Ambassador of Bangladesh to Morocco
- In office October 2023 – 11 December 2024
- Preceded by: Md Shahdat Hossain
- Succeeded by: Sadia Faizunnesa

Personal details
- Born: Feni District
- Alma mater: University of Dhaka

= Mohammad Harun Al Rashid =

Mohammad Harun Al Rashid is a Bangladeshi diplomat and former ambassador of Bangladesh to Morocco.

== Early life ==
Rashid was born in Feni District. He did his bachelors in physics at the University of Dhaka.

==Career==
Rashid joined the 20th batch of Bangladesh Civil Service in 2001 as a foreign service cadre. He has served in the embassy of Bangladesh in Cairo, Mexico City, Madrid, and Rome. He was the director-general of the public diplomacy wing at the Ministry of Foreign Affairs.
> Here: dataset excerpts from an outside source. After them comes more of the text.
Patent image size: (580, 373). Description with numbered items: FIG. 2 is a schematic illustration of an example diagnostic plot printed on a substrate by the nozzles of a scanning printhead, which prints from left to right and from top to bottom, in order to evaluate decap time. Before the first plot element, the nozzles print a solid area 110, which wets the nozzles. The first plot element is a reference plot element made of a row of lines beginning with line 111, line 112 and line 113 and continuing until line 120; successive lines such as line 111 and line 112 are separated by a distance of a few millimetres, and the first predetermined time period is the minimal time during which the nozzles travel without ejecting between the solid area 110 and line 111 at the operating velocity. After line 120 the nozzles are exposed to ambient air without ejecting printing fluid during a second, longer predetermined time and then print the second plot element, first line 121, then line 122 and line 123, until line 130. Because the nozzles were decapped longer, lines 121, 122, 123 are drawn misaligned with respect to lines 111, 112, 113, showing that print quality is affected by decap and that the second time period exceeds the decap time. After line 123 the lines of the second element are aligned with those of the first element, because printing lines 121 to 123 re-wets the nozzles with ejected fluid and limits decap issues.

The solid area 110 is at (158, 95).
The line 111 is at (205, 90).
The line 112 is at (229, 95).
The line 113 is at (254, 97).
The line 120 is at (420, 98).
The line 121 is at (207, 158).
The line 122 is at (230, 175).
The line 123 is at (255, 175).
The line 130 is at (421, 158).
Rashid was appointed the ambassador of Bangladesh to Morocco in October 2023. He was the former deputy high commissioner of Bangladesh to Canada.

After the fall of the Sheikh Hasina led Awami League government, Rashid was ordered to return home in December 2024. He delayed his return then posted on Facebook against the Muhammad Yunus led interim government. He had titled his post, "A Plea for Bangladesh-and for Myself Subject: Bangladesh's Descent into Anarchy under Yunus-The World's Silence is painful", and in response, the interim government cancelled his and his family's passports. It was reported that Rashid had moved to Ottawa, Canada.